2. Supposing we accept this view and hold that, while things below the moon's orb have merely type-persistence, the celestial realm and all its several members possess individual eternity; it remains to show how this strict permanence of the individual identity- the actual item eternally unchangeable- can belong to what is certainly corporeal, seeing that bodily substance is characteristically a thing of flux.

The theory of bodily flux is held by Plato no less than by the other philosophers who have dealt with physical matters, and is applied not only to ordinary bodies but to those, also, of the heavenly sphere.

"How," he asks, "can these corporeal and visible entities continue eternally unchanged in identity?"- evidently agreeing, in this matter also, with Herakleitos who maintained that even the sun is perpetually coming anew into being. To Aristotle there would be no problem; it is only accepting his theories of a fifth-substance.

But to those who reject Aristotle's Quintessence and hold the material mass of the heavens to consist of the elements underlying the living things of this sphere, how is individual permanence possible? And the difficulty is still greater for the parts, for the sun and the heavenly bodies.

Every living thing is a combination of soul and body-kind: the celestial sphere, therefore, if it is to be everlasting as an individual entity must be so in virtue either of both these constituents or of one of them, by the combination of soul and body or by soul only or by body only.

Of course anyone that holds body to be incorruptible secures the desired permanence at once; no need, then, to call on a soul or on any perdurable conjunction to account for the continued maintenance of a living being.

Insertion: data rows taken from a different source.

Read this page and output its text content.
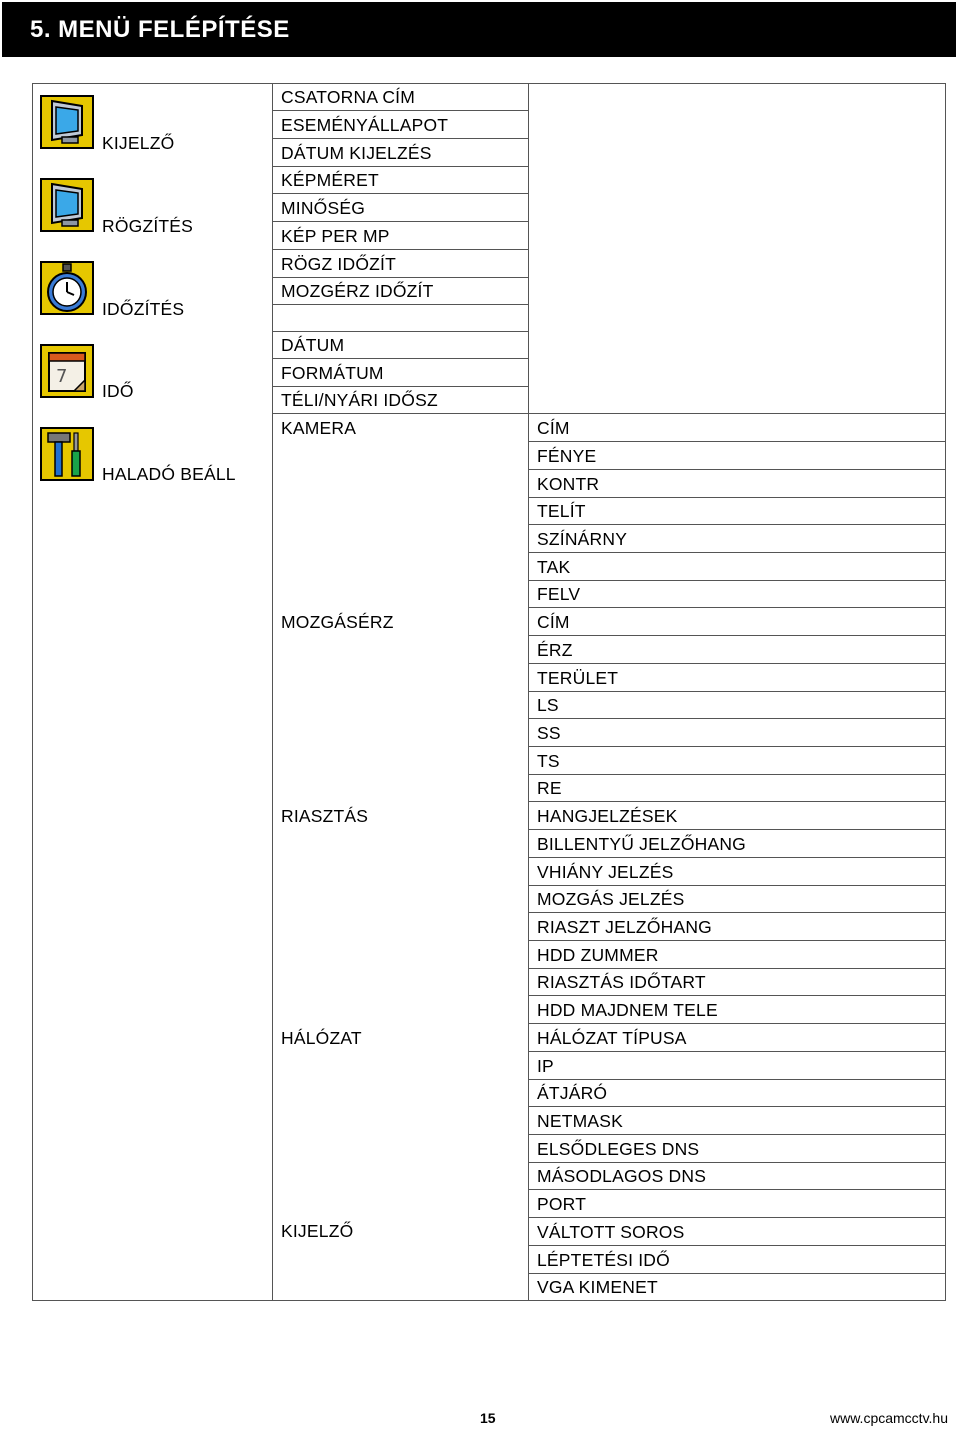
5. MENÜ FELÉPÍTÉSE
7
KIJELZŐ
RÖGZÍTÉS
IDŐZÍTÉS
IDŐ
HALADÓ BEÁLL
CSATORNA CÍM
ESEMÉNYÁLLAPOT
DÁTUM KIJELZÉS
KÉPMÉRET
MINŐSÉG
KÉP PER MP
RÖGZ IDŐZÍT
MOZGÉRZ IDŐZÍT
DÁTUM
FORMÁTUM
TÉLI/NYÁRI IDŐSZ
KAMERA
MOZGÁSÉRZ
RIASZTÁS
HÁLÓZAT
KIJELZŐ
CÍM
FÉNYE
KONTR
TELÍT
SZÍNÁRNY
TAK
FELV
CÍM
ÉRZ
TERÜLET
LS
SS
TS
RE
HANGJELZÉSEK
BILLENTYŰ JELZŐHANG
VHIÁNY JELZÉS
MOZGÁS JELZÉS
RIASZT JELZŐHANG
HDD ZUMMER
RIASZTÁS IDŐTART
HDD MAJDNEM TELE
HÁLÓZAT TÍPUSA
IP
ÁTJÁRÓ
NETMASK
ELSŐDLEGES DNS
MÁSODLAGOS DNS
PORT
VÁLTOTT SOROS
LÉPTETÉSI IDŐ
VGA KIMENET
15	www.cpcamcctv.hu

But the case is different when one holds that body is, of itself, perishable and that Soul is the principle of permanence: this view obliges us to the proof that the character of body is not in itself fatal either to the coherence or to the lasting stability which are imperative: it must be shown that the two elements of the union envisaged are not inevitably hostile, but that on the contrary [in the heavens] even Matter must conduce to the scheme of the standing result.